Almost Adults (2016) de Sarah Rotella

Avec Natasha Negovanlis, Elise Bauman, Justin Gerhard, Winny Clarke, Mark Matechuk, Pujaa Pandey, David John Phillips.

Almost Adults Poster
C'est l'histoire de deux jeunes femmes, étudiantes ou au début de leur vie professionnelle (les presque adultes du titre), amies, dont l'une est homosexuelle. Elle fait son coming-out, mais ne le dit pas à son amie.
Le film est l'histoire de leur amitié. Et de leurs aventures sentimentales.
Le film est canadien et est donc différent des productions étatsuniennes: il est assez cru et direct sur l'évocation de différents détails de la  vie quotidienne (l'hygiène, le sexe).

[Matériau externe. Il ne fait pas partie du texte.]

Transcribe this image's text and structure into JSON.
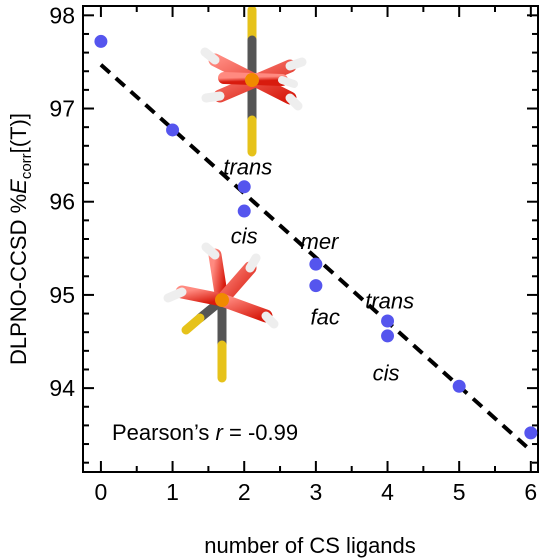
{
  "chart_data": {
    "type": "scatter",
    "title": "",
    "xlabel": "number of CS ligands",
    "ylabel": {
      "prefix": "DLPNO-CCSD %",
      "symbol": "E",
      "subscript": "corr",
      "suffix": "[(T)]"
    },
    "xlim": [
      -0.25,
      6.1
    ],
    "ylim": [
      93.1,
      98.1
    ],
    "xticks": [
      0,
      1,
      2,
      3,
      4,
      5,
      6
    ],
    "yticks": [
      94,
      95,
      96,
      97,
      98
    ],
    "grid": false,
    "marker_color": "#5555ee",
    "points": [
      {
        "x": 0,
        "y": 97.72
      },
      {
        "x": 1,
        "y": 96.77
      },
      {
        "x": 2,
        "y": 96.16
      },
      {
        "x": 2,
        "y": 95.9
      },
      {
        "x": 3,
        "y": 95.33
      },
      {
        "x": 3,
        "y": 95.1
      },
      {
        "x": 4,
        "y": 94.72
      },
      {
        "x": 4,
        "y": 94.56
      },
      {
        "x": 5,
        "y": 94.02
      },
      {
        "x": 6,
        "y": 93.52
      }
    ],
    "fit_line": {
      "x": [
        0,
        6
      ],
      "y": [
        97.47,
        93.33
      ],
      "style": "dashed",
      "color": "#000000"
    },
    "annotations": [
      {
        "text": "trans",
        "x": 2.05,
        "y": 96.38
      },
      {
        "text": "cis",
        "x": 2.0,
        "y": 95.64
      },
      {
        "text": "mer",
        "x": 3.05,
        "y": 95.58
      },
      {
        "text": "fac",
        "x": 3.13,
        "y": 94.77
      },
      {
        "text": "trans",
        "x": 4.03,
        "y": 94.94
      },
      {
        "text": "cis",
        "x": 3.98,
        "y": 94.17
      }
    ],
    "stat_label": {
      "prefix": "Pearson’s ",
      "symbol": "r",
      "suffix": " = -0.99"
    }
  }
}
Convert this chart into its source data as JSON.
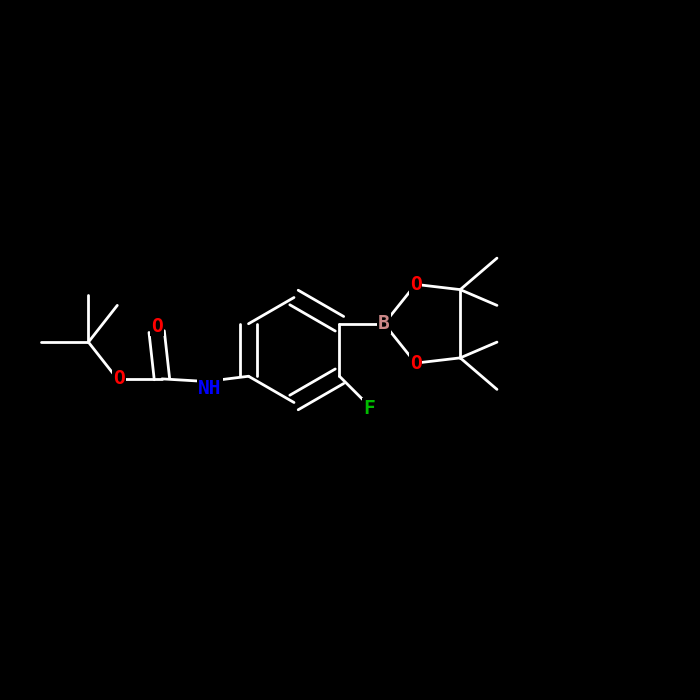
{
  "bg_color": "#000000",
  "fig_width": 7.0,
  "fig_height": 7.0,
  "dpi": 100,
  "bond_color": "#ffffff",
  "bond_lw": 2.0,
  "colors": {
    "C": "#ffffff",
    "O": "#ff0000",
    "N": "#0000ff",
    "F": "#00bb00",
    "B": "#cc8888",
    "H": "#ffffff"
  },
  "font_size": 14,
  "font_size_small": 11
}
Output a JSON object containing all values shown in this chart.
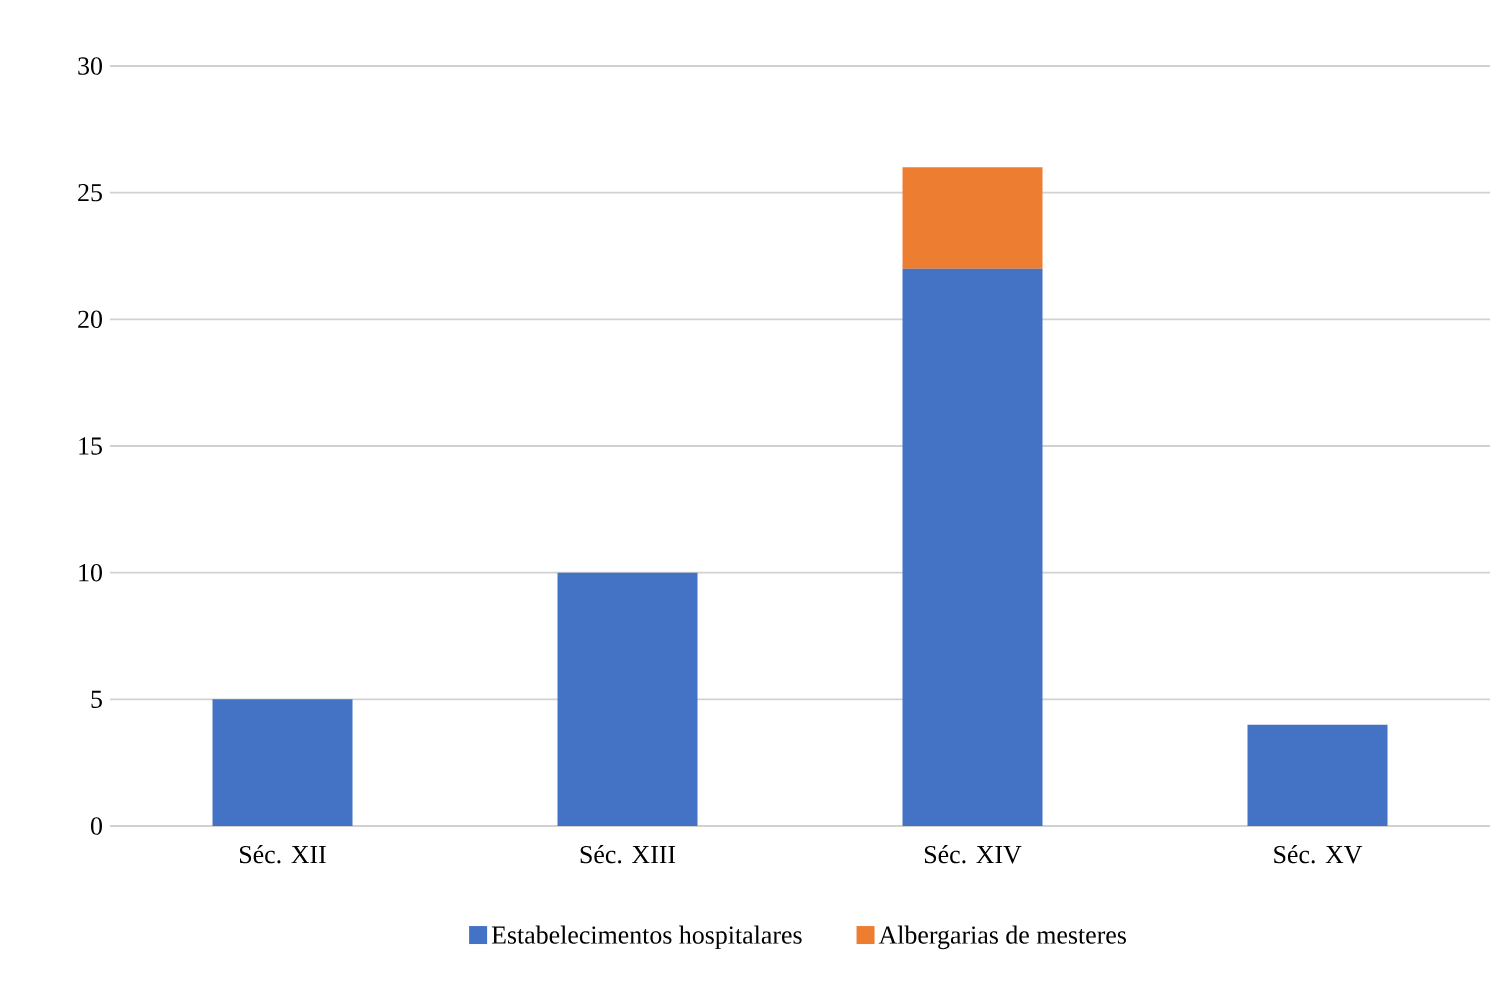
{
  "chart_data": {
    "type": "bar",
    "stacked": true,
    "categories": [
      "Séc. XII",
      "Séc. XIII",
      "Séc. XIV",
      "Séc. XV"
    ],
    "series": [
      {
        "name": "Estabelecimentos hospitalares",
        "color": "#4472c4",
        "values": [
          5,
          10,
          22,
          4
        ]
      },
      {
        "name": "Albergarias de mesteres",
        "color": "#ed7d31",
        "values": [
          0,
          0,
          4,
          0
        ]
      }
    ],
    "ylim": [
      0,
      30
    ],
    "yticks": [
      0,
      5,
      10,
      15,
      20,
      25,
      30
    ],
    "grid": "y",
    "legend": "bottom"
  }
}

Tout ceci pour un ensemble qui fonctionne bien, est bien écrit (la relation à leurs parents respectifs, leurs aventures sentimentales) et conduit à une histoire sympathique, même si la conclusion est usuelle. La forme intègre par moment le chat que permettent les ordiphones, pour remplacer les dialogues, car nos personnages peuvent communiquer par chat.
Nous sentons que la réalisatrice aime ses deux personnages principaux. Ils sont à la fois ridicules, émouvants, énervants, attachants, pleins de contradictions tout en permettant une histoire en zigzag avec de réguliers rebondissements.